The complaints start with what happens between the corners. This year's hybrids divide their power roughly 50/50 between combustion and battery, and they drain their electrical charge on long, quick stretches of track. Drivers have said so loudly. Lewis Hamilton labelled Silverstone an "unprecedented energy challenge." Fernando Alonso called the whole situation "quite sad" and rebranded Becketts — among the finest corners anywhere — a "charging station." Max Verstappen, rarely diplomatic, compared the sensation to driving in sand.

The Race's John Noble frames the same conflict. The cars, he argued, look worst precisely through Silverstone's fast, flowing final third, where drivers must lift and harvest instead of staying flat. "It's kind of a perfect storm of circumstance," Noble said of a track that punishes energy-starved machinery through its best corners — and whatever a driver claws back by attacking them is outweighed by the recharge on offer.

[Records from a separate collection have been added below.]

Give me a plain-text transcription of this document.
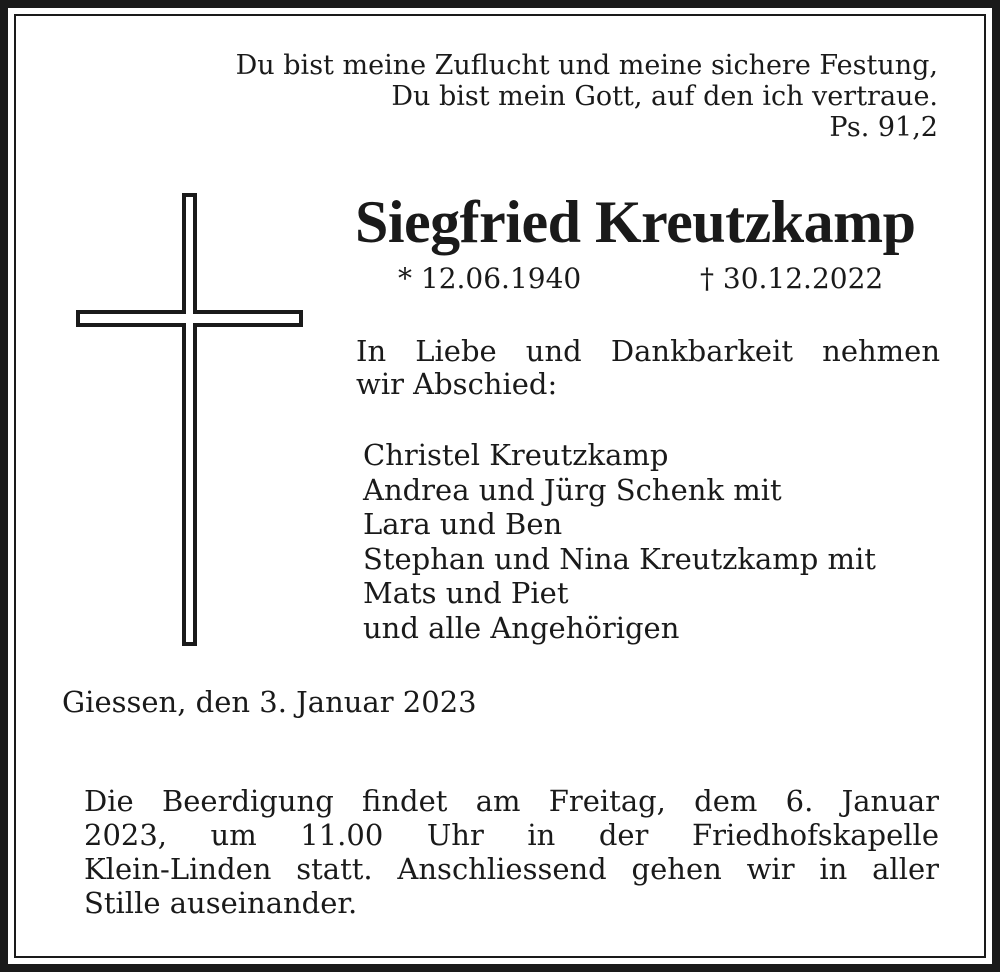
Du bist meine Zuflucht und meine sichere Festung,
Du bist mein Gott, auf den ich vertraue.
Ps. 91,2
Siegfried Kreutzkamp
* 12.06.1940	† 30.12.2022
In Liebe und Dankbarkeit nehmen
wir Abschied:
Christel Kreutzkamp
Andrea und Jürg Schenk mit
Lara und Ben
Stephan und Nina Kreutzkamp mit
Mats und Piet
und alle Angehörigen
Giessen, den 3. Januar 2023
Die Beerdigung findet am Freitag, dem 6. Januar
2023, um 11.00 Uhr in der Friedhofskapelle
Klein-Linden statt. Anschliessend gehen wir in aller
Stille auseinander.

Even the sceptics admit it varies. The same breakdown noted that at plenty of venues "these cars work perfectly fine," listing Miami, Monaco and Montreal; the trouble only appears at particular straight-heavy layouts. And the drama up front is not manufactured: Charles Leclerc's victory at a chaotic, safety-car-ended British Grand Prix ended Ferrari's win drought going back to 2024.

Which leaves the midfield, once the reliable source of Sunday chaos and now the flattest part of the weekend. Formula Duck, so upbeat about the leaders, did not spare the rest: the midfield, he said, is "actually pretty boring this year." His explanation is money and know-how. A rulebook this complex rewards teams with "fat stacks of cash and experience," while the strapped or inexperienced outfits — Williams, Haas, Audi, Cadillac — have fallen away. With the unpredictability now concentrated at the top, the danger is obvious: the day one team escapes up front, the spectacle escapes with it.

Triumph or flop, then? For now it is genuinely both, and which one you see depends on where you are looking — on the track, and on the grid.